The First Key to Old School Success: Eat Like A King
The First Key to Old School Success: Eat like a King, by Tim Donahey
Many people initially blame their workout routine for their lack of muscle growth when they should be blaming their diet. If you aren’t gaining weight then even the best exercise routine will fail to add muscle to your frame.

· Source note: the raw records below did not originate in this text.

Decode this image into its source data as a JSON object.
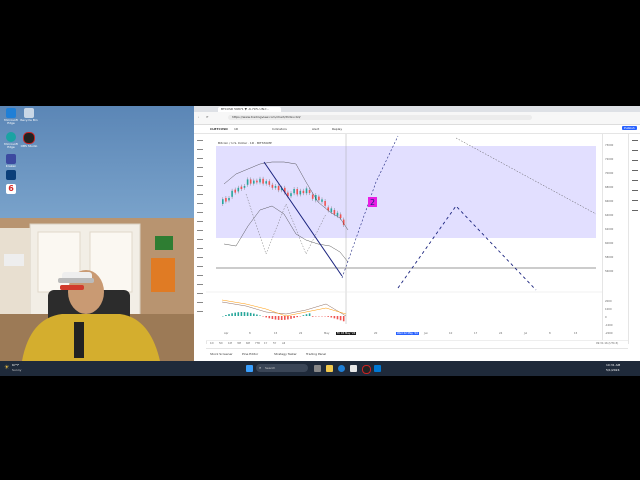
{
  "desktop": {
    "icons": [
      {
        "label": "Microsoft Edge",
        "color": "#1f7fd6"
      },
      {
        "label": "Recycle Bin",
        "color": "#c9d7e6"
      },
      {
        "label": "Microsoft Edge",
        "color": "#1aa3a3"
      },
      {
        "label": "OBS Studio",
        "color": "#222222"
      },
      {
        "label": "Kraken",
        "color": "#3c4aa0"
      },
      {
        "label": "",
        "color": "#6b2fb3"
      },
      {
        "label": "",
        "color": "#0b3f7a"
      },
      {
        "label": "",
        "color": "#d42a2a"
      }
    ]
  },
  "browser": {
    "tab_title": "BTCUSD 56871 ▼ -6.79% UN-Y...",
    "url": "https://www.tradingview.com/chart/Xtdxvc4d/",
    "symbol": "CLBTCUSD",
    "timeframe": "1D",
    "toolbar": [
      "Indicators",
      "Alert",
      "Replay"
    ],
    "pair_title": "Bitcoin / U.S. Dollar · 1D · BITSTAMP",
    "publish_label": "Publish",
    "wave_label": "2",
    "x_ticks": [
      "Apr",
      "8",
      "15",
      "22",
      "May",
      "13",
      "20",
      "27",
      "Jun",
      "10",
      "17",
      "24",
      "Jul",
      "8",
      "15"
    ],
    "price_ticks": [
      "73000",
      "72000",
      "70000",
      "68000",
      "66000",
      "64000",
      "62000",
      "60000",
      "58000",
      "56000"
    ],
    "macd_ticks": [
      "2000",
      "1000",
      "0",
      "-1000",
      "-2000"
    ],
    "cursor_date": "Fri 03 May '24",
    "highlight_date": "Wed 22 May '24",
    "ranges": [
      "1D",
      "5D",
      "1M",
      "3M",
      "6M",
      "YTD",
      "1Y",
      "5Y",
      "All"
    ],
    "clock": "09:31:16 (UTC-5)",
    "bottom_tabs": [
      "Stock Screener",
      "Pine Editor",
      "Strategy Tester",
      "Trading Panel"
    ]
  },
  "taskbar": {
    "weather_temp": "67°F",
    "weather_desc": "Sunny",
    "search_placeholder": "Search",
    "time": "10:31 AM",
    "date": "5/1/2024"
  },
  "colors": {
    "accent": "#2962ff",
    "up": "#26a69a",
    "down": "#ef5350",
    "zone": "#d8d4ff",
    "wave_label_bg": "#e91ee4"
  }
}
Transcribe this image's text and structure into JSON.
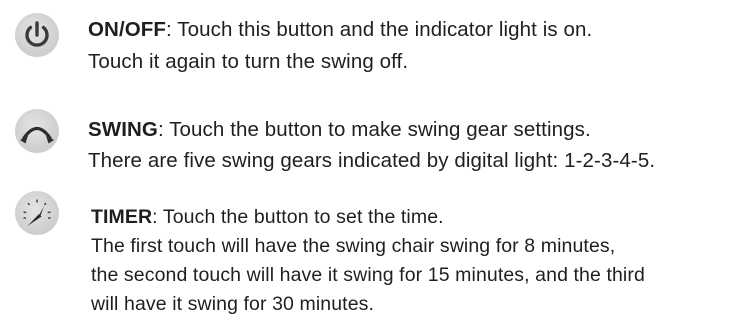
{
  "onoff": {
    "icon": "power-icon",
    "label": "ON/OFF",
    "line1": ": Touch this button and the indicator light is on.",
    "line2": "Touch it again to turn the swing off."
  },
  "swing": {
    "icon": "swing-arc-icon",
    "label": "SWING",
    "line1": ": Touch the button to make swing gear settings.",
    "line2": "There are five swing gears indicated by digital light:  1-2-3-4-5."
  },
  "timer": {
    "icon": "timer-gauge-icon",
    "label": "TIMER",
    "line1": ": Touch the button to set the time.",
    "line2": "The first touch will have the swing chair swing for 8 minutes,",
    "line3": "the second touch will have it swing for 15 minutes, and the third",
    "line4": "will have it swing for 30 minutes."
  }
}
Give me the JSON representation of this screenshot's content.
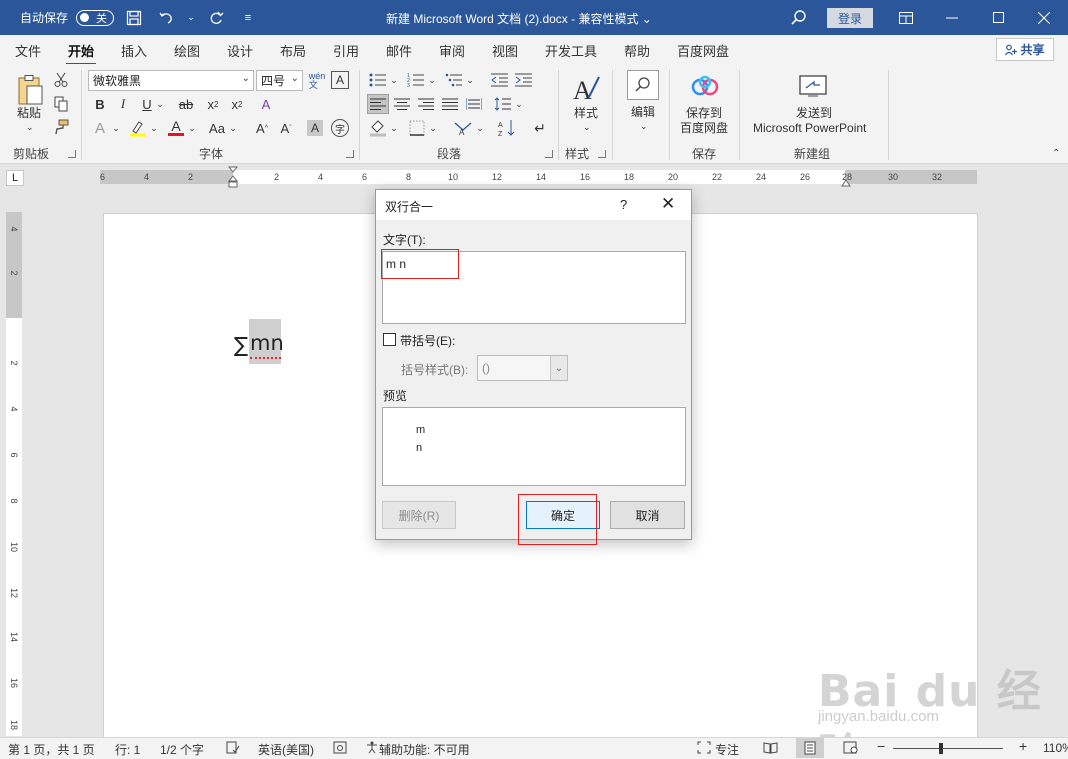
{
  "titlebar": {
    "autosave_label": "自动保存",
    "autosave_state": "关",
    "doc_title": "新建 Microsoft Word 文档 (2).docx  -  兼容性模式  ⌄",
    "login": "登录"
  },
  "tabs": [
    "文件",
    "开始",
    "插入",
    "绘图",
    "设计",
    "布局",
    "引用",
    "邮件",
    "审阅",
    "视图",
    "开发工具",
    "帮助",
    "百度网盘"
  ],
  "active_tab": "开始",
  "share_label": "共享",
  "ribbon": {
    "paste_label": "粘贴",
    "font_name": "微软雅黑",
    "font_size": "四号",
    "styles_label": "样式",
    "edit_label": "编辑",
    "save_baidu_line1": "保存到",
    "save_baidu_line2": "百度网盘",
    "send_ppt_line1": "发送到",
    "send_ppt_line2": "Microsoft PowerPoint",
    "groups": {
      "clipboard": "剪贴板",
      "font": "字体",
      "paragraph": "段落",
      "styles": "样式",
      "save": "保存",
      "newgroup": "新建组"
    }
  },
  "ruler": {
    "corner": "L",
    "h_ticks": [
      "6",
      "4",
      "2",
      "2",
      "4",
      "6",
      "8",
      "10",
      "12",
      "14",
      "16",
      "18",
      "20",
      "22",
      "24",
      "26",
      "28",
      "30",
      "32"
    ],
    "v_ticks": [
      "4",
      "2",
      "2",
      "4",
      "6",
      "8",
      "10",
      "12",
      "14",
      "16",
      "18"
    ]
  },
  "document": {
    "sigma": "∑",
    "selected_text": "mn"
  },
  "dialog": {
    "title": "双行合一",
    "help": "?",
    "close": "✕",
    "text_label": "文字(T):",
    "text_value": "m n",
    "bracket_label": "带括号(E):",
    "bracket_style_label": "括号样式(B):",
    "bracket_style_value": "()",
    "preview_label": "预览",
    "preview_line1": "m",
    "preview_line2": "n",
    "delete_button": "删除(R)",
    "ok_button": "确定",
    "cancel_button": "取消"
  },
  "statusbar": {
    "page": "第 1 页，共 1 页",
    "line": "行: 1",
    "words": "1/2 个字",
    "language": "英语(美国)",
    "accessibility": "辅助功能: 不可用",
    "focus": "专注",
    "zoom": "110%"
  },
  "watermark": {
    "main": "Bai du 经验",
    "sub": "jingyan.baidu.com"
  }
}
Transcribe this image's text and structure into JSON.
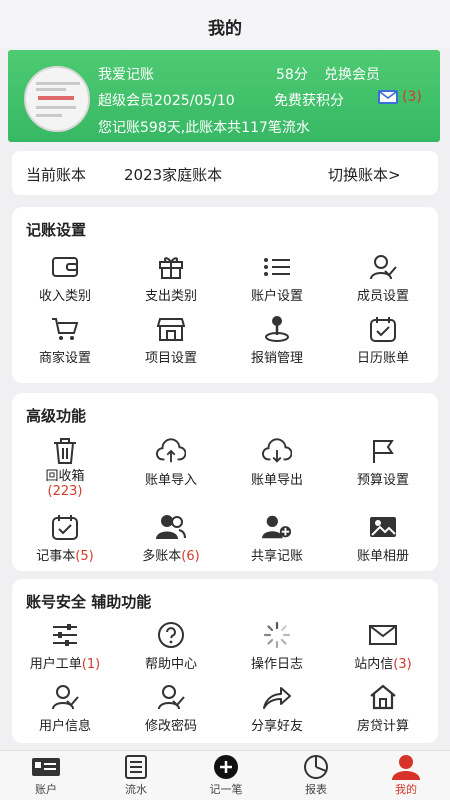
{
  "header": {
    "title": "我的"
  },
  "profile": {
    "nickname": "我爱记账",
    "points": "58分",
    "redeem_label": "兑换会员",
    "membership": "超级会员2025/05/10",
    "free_points_label": "免费获积分",
    "mail_count": "(3)",
    "summary": "您记账598天,此账本共117笔流水",
    "accent_color": "#3ec26b"
  },
  "current_book": {
    "label": "当前账本",
    "name": "2023家庭账本",
    "switch_label": "切换账本>"
  },
  "sections": [
    {
      "title": "记账设置",
      "items": [
        {
          "label": "收入类别",
          "icon": "wallet-icon"
        },
        {
          "label": "支出类别",
          "icon": "gift-icon"
        },
        {
          "label": "账户设置",
          "icon": "list-icon"
        },
        {
          "label": "成员设置",
          "icon": "user-check-icon"
        },
        {
          "label": "商家设置",
          "icon": "cart-icon"
        },
        {
          "label": "项目设置",
          "icon": "store-icon"
        },
        {
          "label": "报销管理",
          "icon": "joystick-icon"
        },
        {
          "label": "日历账单",
          "icon": "calendar-check-icon"
        }
      ]
    },
    {
      "title": "高级功能",
      "items": [
        {
          "label": "回收箱",
          "count": "(223)",
          "icon": "trash-icon"
        },
        {
          "label": "账单导入",
          "icon": "cloud-upload-icon"
        },
        {
          "label": "账单导出",
          "icon": "cloud-download-icon"
        },
        {
          "label": "预算设置",
          "icon": "flag-icon"
        },
        {
          "label": "记事本",
          "count": "(5)",
          "icon": "notebook-icon"
        },
        {
          "label": "多账本",
          "count": "(6)",
          "icon": "users-icon"
        },
        {
          "label": "共享记账",
          "icon": "user-add-icon"
        },
        {
          "label": "账单相册",
          "icon": "image-icon"
        }
      ]
    },
    {
      "title": "账号安全  辅助功能",
      "items": [
        {
          "label": "用户工单",
          "count": "(1)",
          "icon": "sliders-icon"
        },
        {
          "label": "帮助中心",
          "icon": "help-icon"
        },
        {
          "label": "操作日志",
          "icon": "loading-icon"
        },
        {
          "label": "站内信",
          "count": "(3)",
          "icon": "mail-icon"
        },
        {
          "label": "用户信息",
          "icon": "user-check-icon"
        },
        {
          "label": "修改密码",
          "icon": "user-check-icon"
        },
        {
          "label": "分享好友",
          "icon": "share-icon"
        },
        {
          "label": "房贷计算",
          "icon": "home-icon"
        }
      ]
    }
  ],
  "tabbar": [
    {
      "label": "账户",
      "icon": "id-card-icon"
    },
    {
      "label": "流水",
      "icon": "document-icon"
    },
    {
      "label": "记一笔",
      "icon": "plus-circle-icon"
    },
    {
      "label": "报表",
      "icon": "pie-chart-icon"
    },
    {
      "label": "我的",
      "icon": "user-icon",
      "active": true
    }
  ]
}
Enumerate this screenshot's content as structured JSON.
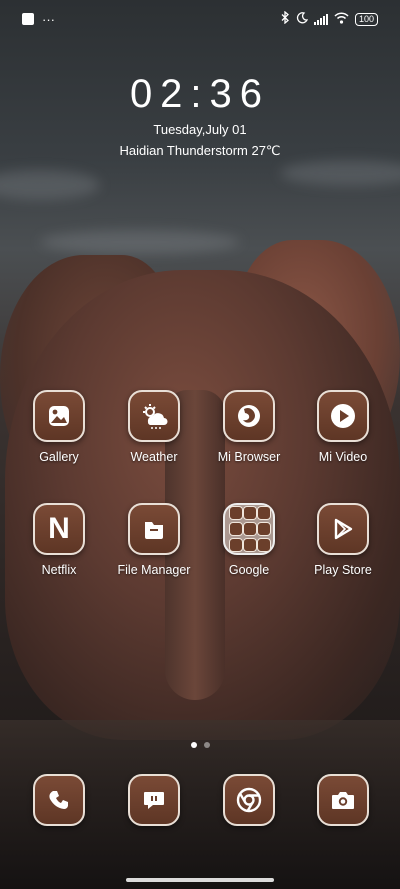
{
  "status_bar": {
    "more_indicator": "···",
    "battery": "100"
  },
  "lock_clock": {
    "time": "02:36",
    "date": "Tuesday,July 01",
    "weather": "Haidian Thunderstorm 27℃"
  },
  "home_apps": [
    {
      "label": "Gallery",
      "icon": "gallery-icon"
    },
    {
      "label": "Weather",
      "icon": "weather-icon"
    },
    {
      "label": "Mi Browser",
      "icon": "browser-icon"
    },
    {
      "label": "Mi Video",
      "icon": "play-icon"
    },
    {
      "label": "Netflix",
      "icon": "netflix-icon"
    },
    {
      "label": "File Manager",
      "icon": "folder-icon"
    },
    {
      "label": "Google",
      "icon": "google-folder-icon"
    },
    {
      "label": "Play Store",
      "icon": "play-store-icon"
    }
  ],
  "dock": [
    {
      "icon": "phone-icon"
    },
    {
      "icon": "messages-icon"
    },
    {
      "icon": "chrome-icon"
    },
    {
      "icon": "camera-icon"
    }
  ],
  "page_indicator": {
    "pages": 2,
    "current": 1
  }
}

If you were building a house, you could have the best possible design plans on the market, but if you don’t have the necessary raw materials to build it out of, you will have no way of translating those designs into reality. You can’t build a house out of blueprints any more than you can build your body out of workout routines! You need raw material to build it out of and for you that raw material is always going to be food. Avoid these 6 common dieting mistakes and it will pay dividends on your muscle building goals.
6 Common Diet Mistakes
1. You Don’t Consume Enough Food
When it comes to deciding what sort of materials to put into your body, quantity trumps quality. I don’t care if you buy all of your food organic from your local farmer’s market or get free range grass-fed prime rib, if you aren’t eating enough of it to fuel growth you still won’t grow. If your goal is growth then you will have better success by eating 5 lbs of ground round cooked in lard than you would eating one $60 top sirloin steak. Am I recommending that you eat your meals, breakfast lunch and dinner, at McDonald’s? No! If you can eat an abundance of quality food, then more power to you, but if you have to choose between quality or quantity, choose quantity. Here’s why. The untrained body requires a set amount of calories to maintain equilibrium (to stay the same), the body in training requires that same amount plus the number of calories that were burned to maintain equilibrium. That means if Johnny Noob’s body burns 2000 cals per day just sitting on his ass, and it burns 2500 cals when he adds in an hour long workout, then eating 2500 will only succeed in keeping John the same size, regardless of the quality of his diet. In order for Johnny (or YOU) to gain 1 lb of bodyweight in a week he must increase his caloric intake by 500 cals. per day in addition to his caloric needs of maintaining equilibrium. So if Johnny wants to gain 1 lb by Sunday, he’ll need to eat 3000 cals. per day starting Monday. If Sunday comes and Johnny still weighs the same, he needs to eat an additional 500 cals. per day, and so on. Now, if Johnny does this for a few weeks, but all he gains is fat, then is the time to start modifying his workout programming.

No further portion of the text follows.